Rsgrep

This is a pure Ruby implementation with the same goal as the small but amazing sorted grep program written by Stephen C. Losen.

It is designed for use on large, lexicographically sorted files. It allows you to search for lines that begin with a certain pattern (searching for anything at a position anywhere other than the start of a line isn't possible using a binary search).

Installation

Add this line to your application's Gemfile:

gem 'rsgrep'

And then execute:

$ bundle

Or install it yourself as:

$ gem install rsgrep

Usage

The gem monkey patches into the File class. It can be used in the following two ways:

require 'rsgrep'

puts File.sgrep("key pattern", "path/to/file.txt")
#=> array of all lines that start with "key pattern", empty array for no
#   matches.

# or ...

f = File.open("path/to/file.txt")
puts f.sgrep("key pattern")
#=> array of all lines that start with "key pattern", empty array for no
#   matches.

f.close

You can pass both of these functions an options hash.
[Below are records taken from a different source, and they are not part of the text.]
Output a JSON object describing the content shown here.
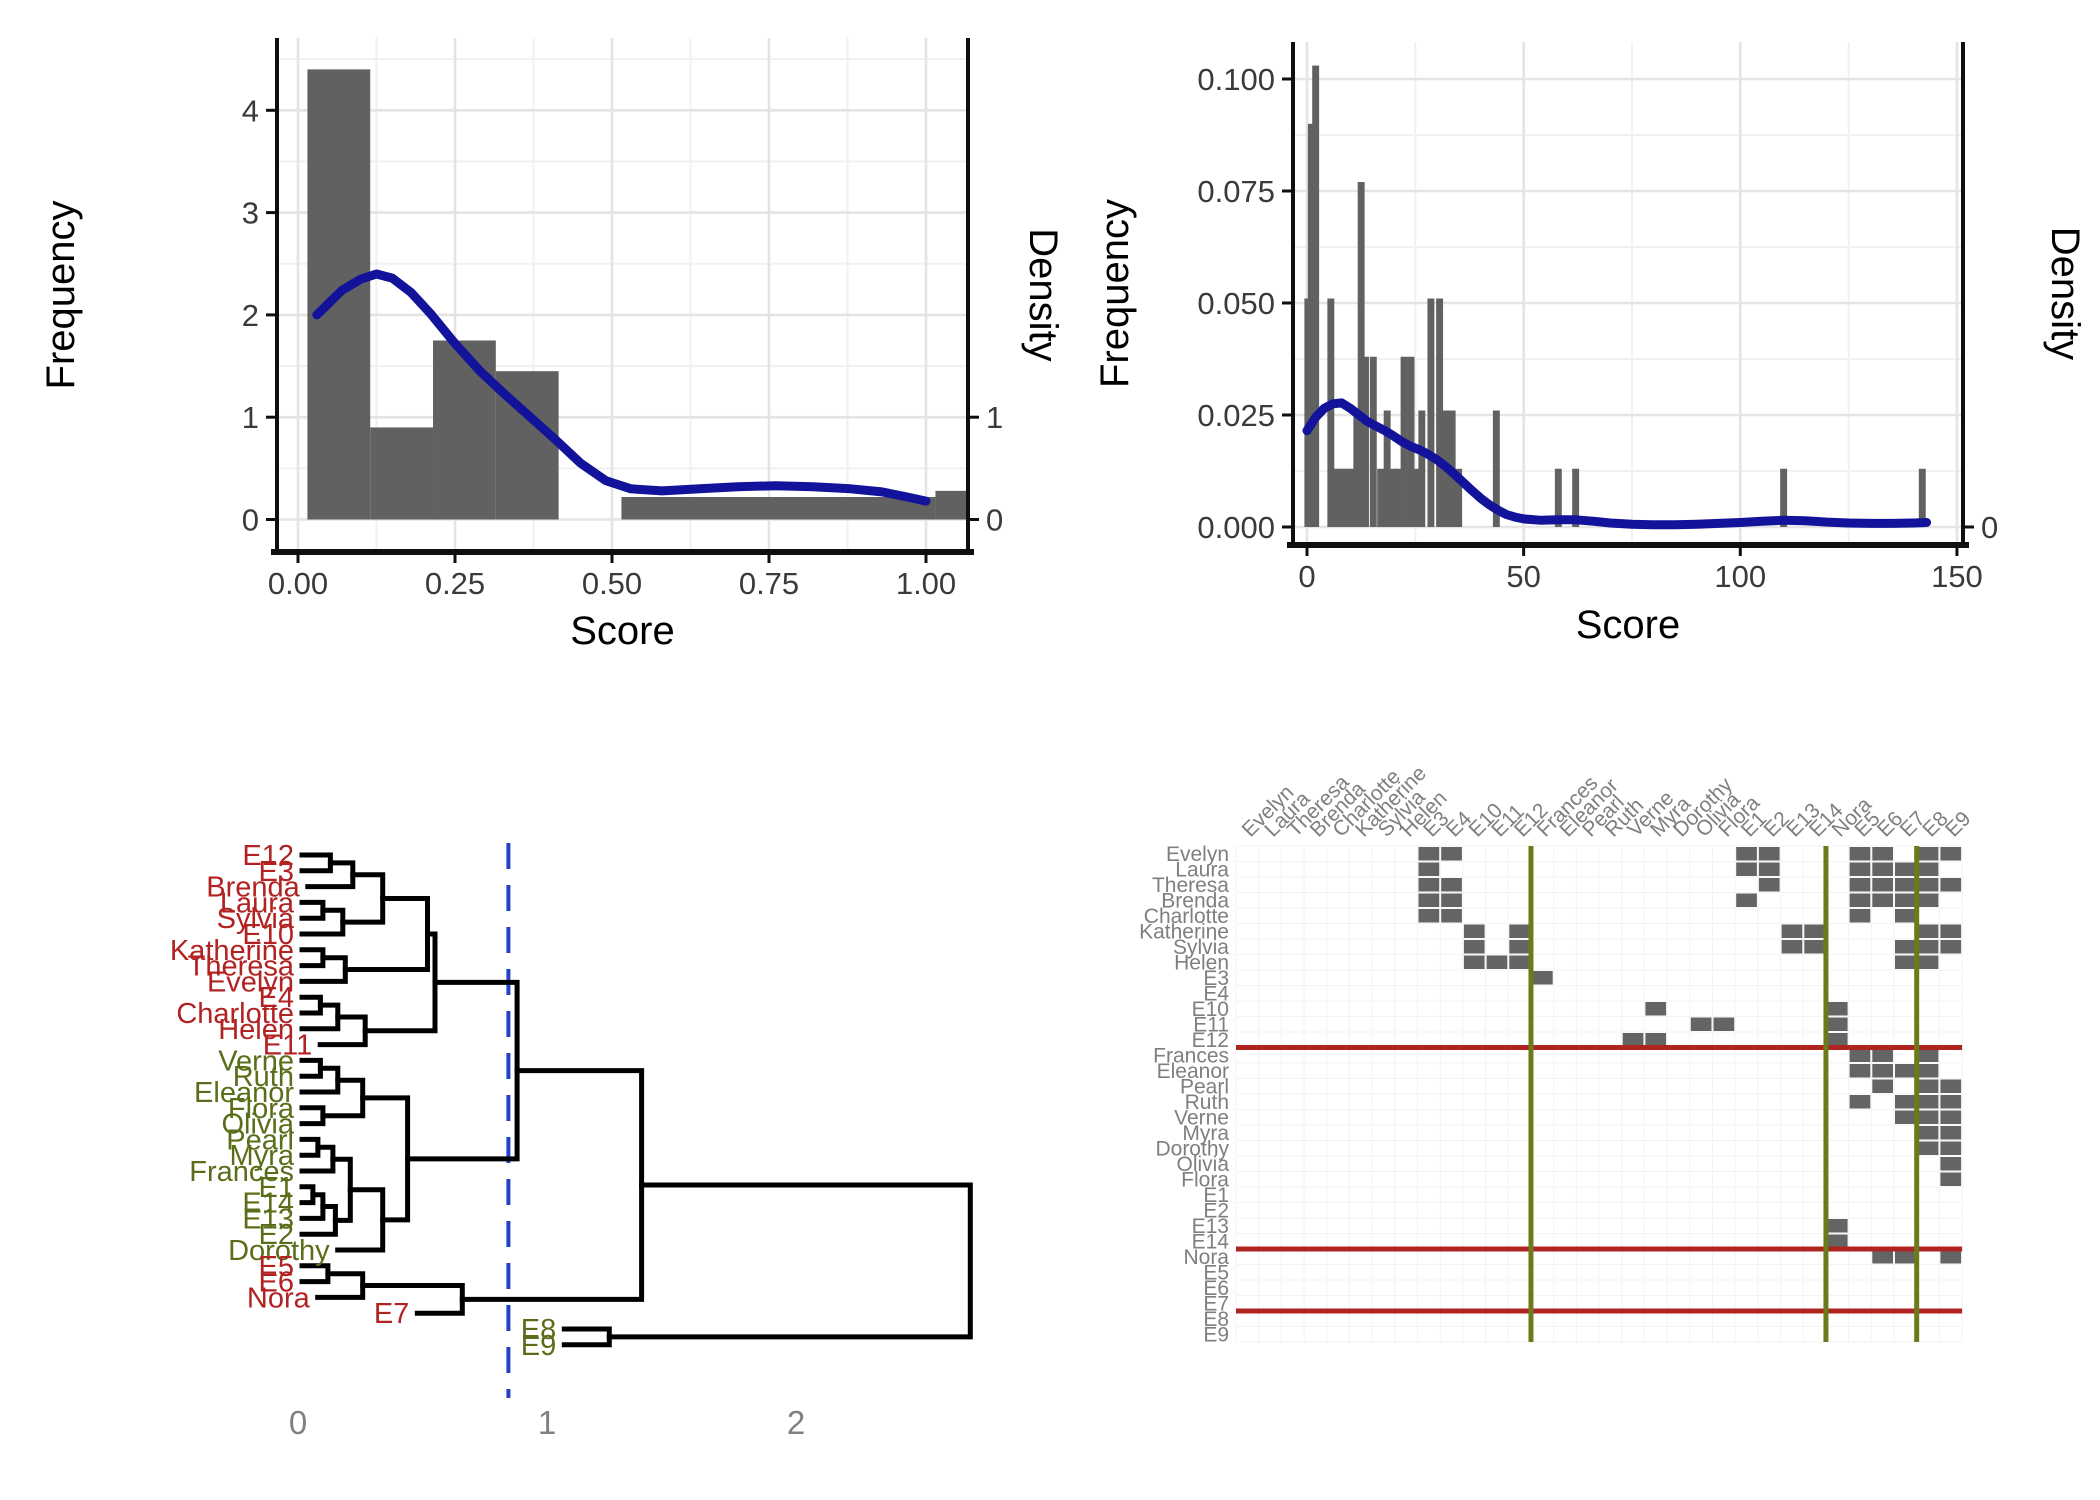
{
  "figure": {
    "background": "#ffffff",
    "colors": {
      "bar": "#616161",
      "curve": "#12129B",
      "grid_major": "#e4e4e4",
      "grid_minor": "#f1f1f1",
      "axis": "#0f0f0f",
      "tick_label": "#3a3a3a",
      "axis_title": "#000000",
      "dendro_line": "#000000",
      "dendro_tick_label": "#808080",
      "cut_line": "#2441C8",
      "label_red": "#B22222",
      "label_green": "#5A6E19",
      "matrix_cell": "#646464",
      "matrix_label": "#7f7f7f",
      "matrix_grid": "#f3f3f3",
      "block_hline": "#B02420",
      "block_vline": "#6B7B1C"
    }
  },
  "chart_data": [
    {
      "id": "hist-score-normalized",
      "type": "bar",
      "subtype": "histogram_with_density",
      "xlabel": "Score",
      "ylabel_left": "Frequency",
      "ylabel_right": "Density",
      "x_ticks": [
        0,
        0.25,
        0.5,
        0.75,
        1.0
      ],
      "x_tick_labels": [
        "0.00",
        "0.25",
        "0.50",
        "0.75",
        "1.00"
      ],
      "x_minor": [
        0.125,
        0.375,
        0.625,
        0.875
      ],
      "y_ticks": [
        0,
        1,
        2,
        3,
        4
      ],
      "y_tick_labels": [
        "0",
        "1",
        "2",
        "3",
        "4"
      ],
      "y_minor": [
        0.5,
        1.5,
        2.5,
        3.5,
        4.5
      ],
      "right_ticks": [
        0,
        1
      ],
      "right_tick_labels": [
        "0",
        "1"
      ],
      "xlim": [
        -0.034,
        1.067
      ],
      "ylim": [
        0,
        4.7
      ],
      "bars": [
        [
          0.015,
          0.115,
          4.4
        ],
        [
          0.115,
          0.215,
          0.9
        ],
        [
          0.215,
          0.315,
          1.75
        ],
        [
          0.315,
          0.415,
          1.45
        ],
        [
          0.515,
          1.015,
          0.22
        ],
        [
          1.015,
          1.067,
          0.28
        ]
      ],
      "density": [
        [
          0.03,
          2.0
        ],
        [
          0.05,
          2.12
        ],
        [
          0.07,
          2.24
        ],
        [
          0.1,
          2.35
        ],
        [
          0.125,
          2.4
        ],
        [
          0.15,
          2.36
        ],
        [
          0.18,
          2.22
        ],
        [
          0.21,
          2.02
        ],
        [
          0.25,
          1.72
        ],
        [
          0.29,
          1.45
        ],
        [
          0.33,
          1.22
        ],
        [
          0.37,
          1.0
        ],
        [
          0.41,
          0.78
        ],
        [
          0.45,
          0.55
        ],
        [
          0.49,
          0.38
        ],
        [
          0.53,
          0.3
        ],
        [
          0.58,
          0.28
        ],
        [
          0.64,
          0.3
        ],
        [
          0.7,
          0.32
        ],
        [
          0.76,
          0.33
        ],
        [
          0.82,
          0.32
        ],
        [
          0.88,
          0.3
        ],
        [
          0.93,
          0.27
        ],
        [
          0.97,
          0.22
        ],
        [
          1.0,
          0.18
        ]
      ]
    },
    {
      "id": "hist-score-raw",
      "type": "bar",
      "subtype": "histogram_with_density",
      "xlabel": "Score",
      "ylabel_left": "Frequency",
      "ylabel_right": "Density",
      "x_ticks": [
        0,
        50,
        100,
        150
      ],
      "x_tick_labels": [
        "0",
        "50",
        "100",
        "150"
      ],
      "x_minor": [
        25,
        75,
        125
      ],
      "y_ticks": [
        0,
        0.025,
        0.05,
        0.075,
        0.1
      ],
      "y_tick_labels": [
        "0.000",
        "0.025",
        "0.050",
        "0.075",
        "0.100"
      ],
      "y_minor": [
        0.0125,
        0.0375,
        0.0625,
        0.0875
      ],
      "right_ticks": [
        0
      ],
      "right_tick_labels": [
        "0"
      ],
      "xlim": [
        -3,
        152
      ],
      "ylim": [
        0,
        0.108
      ],
      "bar_width": 1.6,
      "spikes": [
        [
          0.2,
          0.051
        ],
        [
          1.0,
          0.09
        ],
        [
          2.0,
          0.103
        ],
        [
          5.5,
          0.051
        ],
        [
          7,
          0.013
        ],
        [
          8,
          0.013
        ],
        [
          9,
          0.013
        ],
        [
          10,
          0.013
        ],
        [
          11.5,
          0.026
        ],
        [
          12.5,
          0.077
        ],
        [
          13.5,
          0.038
        ],
        [
          15.3,
          0.038
        ],
        [
          17,
          0.013
        ],
        [
          18.5,
          0.026
        ],
        [
          20,
          0.013
        ],
        [
          21,
          0.013
        ],
        [
          22.4,
          0.038
        ],
        [
          24,
          0.038
        ],
        [
          25.5,
          0.013
        ],
        [
          26.5,
          0.026
        ],
        [
          28.6,
          0.051
        ],
        [
          30.6,
          0.051
        ],
        [
          32,
          0.026
        ],
        [
          33.5,
          0.026
        ],
        [
          35,
          0.013
        ],
        [
          43.7,
          0.026
        ],
        [
          58,
          0.013
        ],
        [
          62,
          0.013
        ],
        [
          110,
          0.013
        ],
        [
          142,
          0.013
        ]
      ],
      "density": [
        [
          0,
          0.0215
        ],
        [
          2,
          0.0245
        ],
        [
          4,
          0.0265
        ],
        [
          6,
          0.0275
        ],
        [
          8,
          0.0277
        ],
        [
          10,
          0.0265
        ],
        [
          12,
          0.025
        ],
        [
          14,
          0.0235
        ],
        [
          16,
          0.0225
        ],
        [
          18,
          0.0215
        ],
        [
          20,
          0.0203
        ],
        [
          22,
          0.019
        ],
        [
          24,
          0.018
        ],
        [
          26,
          0.0172
        ],
        [
          28,
          0.0162
        ],
        [
          30,
          0.015
        ],
        [
          32,
          0.0135
        ],
        [
          34,
          0.0118
        ],
        [
          36,
          0.01
        ],
        [
          38,
          0.0082
        ],
        [
          40,
          0.0065
        ],
        [
          42,
          0.005
        ],
        [
          44,
          0.0038
        ],
        [
          46,
          0.0028
        ],
        [
          48,
          0.0022
        ],
        [
          50,
          0.0018
        ],
        [
          54,
          0.0015
        ],
        [
          58,
          0.0016
        ],
        [
          62,
          0.0016
        ],
        [
          66,
          0.0013
        ],
        [
          70,
          0.0009
        ],
        [
          75,
          0.0006
        ],
        [
          80,
          0.0005
        ],
        [
          85,
          0.0005
        ],
        [
          90,
          0.0006
        ],
        [
          95,
          0.0008
        ],
        [
          100,
          0.001
        ],
        [
          105,
          0.0013
        ],
        [
          110,
          0.0015
        ],
        [
          115,
          0.0014
        ],
        [
          120,
          0.0011
        ],
        [
          125,
          0.0009
        ],
        [
          130,
          0.0008
        ],
        [
          135,
          0.0008
        ],
        [
          140,
          0.0009
        ],
        [
          143,
          0.001
        ]
      ]
    },
    {
      "id": "equivalence-dendrogram",
      "type": "dendrogram",
      "x_ticks": [
        0,
        1,
        2
      ],
      "x_tick_labels": [
        "0",
        "1",
        "2"
      ],
      "cut_height": 0.845,
      "leaves": [
        {
          "label": "E12",
          "color": "red"
        },
        {
          "label": "E3",
          "color": "red"
        },
        {
          "label": "Brenda",
          "color": "red"
        },
        {
          "label": "Laura",
          "color": "red"
        },
        {
          "label": "Sylvia",
          "color": "red"
        },
        {
          "label": "E10",
          "color": "red"
        },
        {
          "label": "Katherine",
          "color": "red"
        },
        {
          "label": "Theresa",
          "color": "red"
        },
        {
          "label": "Evelyn",
          "color": "red"
        },
        {
          "label": "E4",
          "color": "red"
        },
        {
          "label": "Charlotte",
          "color": "red"
        },
        {
          "label": "Helen",
          "color": "red"
        },
        {
          "label": "E11",
          "color": "red"
        },
        {
          "label": "Verne",
          "color": "green"
        },
        {
          "label": "Ruth",
          "color": "green"
        },
        {
          "label": "Eleanor",
          "color": "green"
        },
        {
          "label": "Flora",
          "color": "green"
        },
        {
          "label": "Olivia",
          "color": "green"
        },
        {
          "label": "Pearl",
          "color": "green"
        },
        {
          "label": "Myra",
          "color": "green"
        },
        {
          "label": "Frances",
          "color": "green"
        },
        {
          "label": "E1",
          "color": "green"
        },
        {
          "label": "E14",
          "color": "green"
        },
        {
          "label": "E13",
          "color": "green"
        },
        {
          "label": "E2",
          "color": "green"
        },
        {
          "label": "Dorothy",
          "color": "green"
        },
        {
          "label": "E5",
          "color": "red"
        },
        {
          "label": "E6",
          "color": "red"
        },
        {
          "label": "Nora",
          "color": "red"
        },
        {
          "label": "E7",
          "color": "red"
        },
        {
          "label": "E8",
          "color": "green"
        },
        {
          "label": "E9",
          "color": "green"
        }
      ],
      "merges": [
        [
          -1,
          -2,
          0.13
        ],
        [
          1,
          -3,
          0.22
        ],
        [
          -4,
          -5,
          0.1
        ],
        [
          3,
          -6,
          0.18
        ],
        [
          2,
          4,
          0.34
        ],
        [
          -7,
          -8,
          0.1
        ],
        [
          6,
          -9,
          0.19
        ],
        [
          5,
          7,
          0.52
        ],
        [
          -10,
          -11,
          0.09
        ],
        [
          9,
          -12,
          0.16
        ],
        [
          10,
          -13,
          0.27
        ],
        [
          8,
          11,
          0.55
        ],
        [
          -14,
          -15,
          0.09
        ],
        [
          13,
          -16,
          0.16
        ],
        [
          -17,
          -18,
          0.1
        ],
        [
          14,
          15,
          0.26
        ],
        [
          -19,
          -20,
          0.08
        ],
        [
          17,
          -21,
          0.14
        ],
        [
          -22,
          -23,
          0.06
        ],
        [
          19,
          -24,
          0.1
        ],
        [
          20,
          -25,
          0.15
        ],
        [
          18,
          21,
          0.21
        ],
        [
          22,
          -26,
          0.34
        ],
        [
          16,
          23,
          0.44
        ],
        [
          12,
          24,
          0.88
        ],
        [
          -27,
          -28,
          0.12
        ],
        [
          26,
          -29,
          0.26
        ],
        [
          27,
          -30,
          0.66
        ],
        [
          25,
          28,
          1.38
        ],
        [
          -31,
          -32,
          1.25
        ],
        [
          29,
          30,
          2.7
        ]
      ]
    },
    {
      "id": "blockmodel-matrix",
      "type": "heatmap",
      "order": [
        "Evelyn",
        "Laura",
        "Theresa",
        "Brenda",
        "Charlotte",
        "Katherine",
        "Sylvia",
        "Helen",
        "E3",
        "E4",
        "E10",
        "E11",
        "E12",
        "Frances",
        "Eleanor",
        "Pearl",
        "Ruth",
        "Verne",
        "Myra",
        "Dorothy",
        "Olivia",
        "Flora",
        "E1",
        "E2",
        "E13",
        "E14",
        "Nora",
        "E5",
        "E6",
        "E7",
        "E8",
        "E9"
      ],
      "attendance": {
        "Evelyn": [
          1,
          2,
          3,
          4,
          5,
          6,
          8,
          9
        ],
        "Laura": [
          1,
          2,
          3,
          5,
          6,
          7,
          8
        ],
        "Theresa": [
          2,
          3,
          4,
          5,
          6,
          7,
          8,
          9
        ],
        "Brenda": [
          1,
          3,
          4,
          5,
          6,
          7,
          8
        ],
        "Charlotte": [
          3,
          4,
          5,
          7
        ],
        "Frances": [
          3,
          5,
          6,
          8
        ],
        "Eleanor": [
          5,
          6,
          7,
          8
        ],
        "Pearl": [
          6,
          8,
          9
        ],
        "Ruth": [
          5,
          7,
          8,
          9
        ],
        "Verne": [
          7,
          8,
          9,
          12
        ],
        "Myra": [
          8,
          9,
          10,
          12
        ],
        "Katherine": [
          8,
          9,
          10,
          12,
          13,
          14
        ],
        "Sylvia": [
          7,
          8,
          9,
          10,
          12,
          13,
          14
        ],
        "Nora": [
          6,
          7,
          9,
          10,
          11,
          12,
          13,
          14
        ],
        "Helen": [
          7,
          8,
          10,
          11,
          12
        ],
        "Dorothy": [
          8,
          9
        ],
        "Olivia": [
          9,
          11
        ],
        "Flora": [
          9,
          11
        ]
      },
      "block_boundaries": [
        13,
        26,
        30
      ],
      "upper_triangle_only": true
    }
  ]
}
Here are some examples of the options you can pass:

require 'rsgrep'

f = File.open("path/to/file.txt")

# Case insensitive search
f.sgrep("PaTTern", :insensitive => true)

f.close

NOTE: There are a lot of caveat involved in getting this to work properly. For example, you cannot do a case insensitive search on a file that is not sorted in a case insensitive fashion. The results will not be what you expect.

This will be true of almost all options you pass to rsgrep. You will get the best results on a file that uses alphanumeric characters and only uses one casing (upper or lower, doesn't matter which).

Contributing

  1. Fork it
  2. Create your feature branch (git checkout -b my-new-feature)
  3. Commit your changes (git commit -am 'Added some feature')
  4. Push to the branch (git push origin my-new-feature)
  5. Create new Pull Request

A note on the specs...

Because writing specs for this required having a very large file to scan, I had to choose a very large file that was freely available. For obvious reasons, I cannot put the file into this repository but you can download it from here. It's the 0th file of the 3grams dataset in English.

Direct link: http://commondatastorage.googleapis.com/books/ngrams/books/googlebooks-eng-all-3gram-20090715-0.csv.zip

It's about 440mb compressed, 3gb uncompressed. You will need to uncompress it into the spec/data directory in order to run the specs successfully.

This file is a bit of a bad example though, to be honest. I'm only using it at the moment so that the specs give a good idea of how long it takes to scan through such a large file. The reason that this is not a good file to use is because it isn't sorted in a way the rsgrep knows how to process yet. Its handling of capital letters and punctuation are a bit confusing and I haven't yet been able to find a consistent and clean way of scanning it.